Just remember if you are going to invite me to your family wedding -- I have me some good moves, and I'll use them.



"In Feresten's 8th-season Seinfeld episode "The Little Kicks," the dance has more disastrous effects for Elaine (Benes): Her staff at J. Peterman, after seeing her dance, loses respect for her. When Jerry and Kramer tell her she "stinks" at dancing, she videotapes herself to see -- and wrecks the bootlegged movie Jerry was working on." (from Yahoo! TV Jennifer Keishin Armstrong, Oct. 10, 2016)



April 17, 2018

Pursued by a Bear

My breath came in gasps as panic-adrenalin fed my legs allowing me to run faster as a bear chased me, matching step-for-step, loud and intense, my life was about to end. Skip-running frantically in the calf-deep waves of Lake Michigan - a forest on one side and open water on the other - and a bear paralleling me in the woods.

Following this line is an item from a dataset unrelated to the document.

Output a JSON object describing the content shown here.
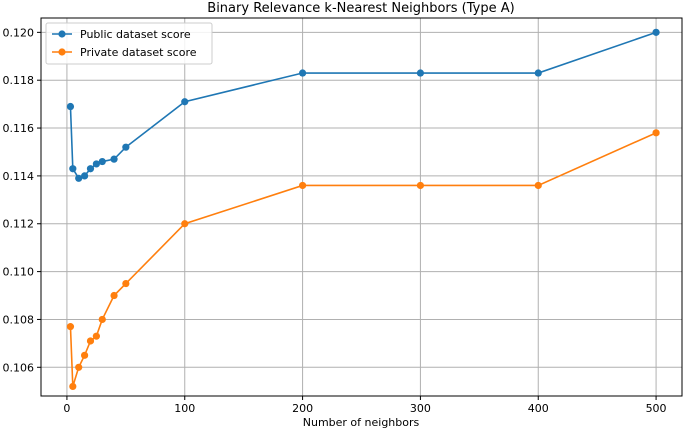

The bear kept pace with me as my legs rose and fell quickly slicing through the cold wavy lake, my only thought was "it" was going to hurt, and hurt badly. 

Terrified of bears since I was a child this was my worst nightmare ... perhaps my last one. 

I ran faster, my wet clothes sloshing and splashing in the water.

I slowed to catch my breath. 

The bear slowed down.

I ran. 

The bear ran.

The waves were too noisy for anyone to hear me scream, as if I could.  My breath was coming in such gasps that I was forced to slow again. I bravely or stupidly looked back.  The bear stopped, and although the forest hid the beast, I felt how close he was, sensed him, smelled his musty fur.

I ran, and the bear started after me again. With each paw step closer, my panic intensified.

As I was about to be crunched in the bear's jaws a funny noise came from my shorts. I slowed down, the bear slowed down. Oh my good Lord, the noise was the sound my wet canvas shorts made as canvas rubbed on canvas making a strangely bear-sounding noise. The bear was the noise of my pants. 

I breathlessly laughed from the tension at my narrow escape from what I thought was a sure and painful death. 

I suppose my take-away is that if you are terrified of something unseen - stop and breathe - the "thing" may be a figment of imagination created from your own wet pants.